Xia Peng
CoCoID: Learning Contrastive Representations and Compact Clusters for Semi-Supervised Intent Discovery
Qian Cao
Deyi Xiong
Qinlong Wang
Xia Peng
Proceedings of the 2022 Conference on Empirical Methods in Natural Language Processing: Industry Track
Intent discovery is to mine new intents from user utterances, which are not present in the set of manually predefined intents. Previous approaches to intent discovery usually automatically cluster novel intents with prior knowledge from intent-labeled data in a semi-supervised way. In this paper, we focus on the discriminative user utterance representation learning and the compactness of the learned intent clusters.

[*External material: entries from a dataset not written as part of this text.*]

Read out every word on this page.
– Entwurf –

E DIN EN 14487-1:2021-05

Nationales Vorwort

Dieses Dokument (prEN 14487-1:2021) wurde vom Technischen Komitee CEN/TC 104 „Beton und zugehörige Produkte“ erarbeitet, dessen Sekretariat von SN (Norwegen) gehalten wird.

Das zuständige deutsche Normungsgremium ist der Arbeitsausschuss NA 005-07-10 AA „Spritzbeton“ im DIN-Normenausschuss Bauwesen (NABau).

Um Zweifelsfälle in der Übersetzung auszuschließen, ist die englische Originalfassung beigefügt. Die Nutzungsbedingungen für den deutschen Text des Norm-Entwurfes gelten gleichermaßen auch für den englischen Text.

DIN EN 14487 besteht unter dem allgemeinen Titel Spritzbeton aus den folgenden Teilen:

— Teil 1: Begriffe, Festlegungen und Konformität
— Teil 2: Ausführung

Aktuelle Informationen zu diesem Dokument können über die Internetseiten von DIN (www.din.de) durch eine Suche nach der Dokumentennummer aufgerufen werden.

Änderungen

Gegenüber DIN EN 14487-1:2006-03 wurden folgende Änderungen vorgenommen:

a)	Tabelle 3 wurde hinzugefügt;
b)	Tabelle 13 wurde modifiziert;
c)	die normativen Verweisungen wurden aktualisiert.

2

We propose a novel semi-supervised intent discovery framework CoCoID with two essential components: contrastive user utterance representation learning and intra-cluster knowledge distillation. The former attempts to detect similar and dissimilar intents from a minibatch-wise perspective. The latter regularizes the predictive distribution of the model over samples in a cluster-wise way. We conduct experiments on both real-life challenging datasets (i.e., CLINC and BANKING) that are curated to emulate the true environment of commercial/production systems and traditional datasets (i.e., StackOverflow and DBPedia) to evaluate the proposed CoCoID. Experiment results demonstrate that our model substantially outperforms state-of-the-art intent discovery models (12 baselines) by over 1.4 ACC and ARI points and 1.1 NMI points across the four datasets. Further analyses suggest that CoCoID is able to learn contrastive representations and compact clusters for intent discovery.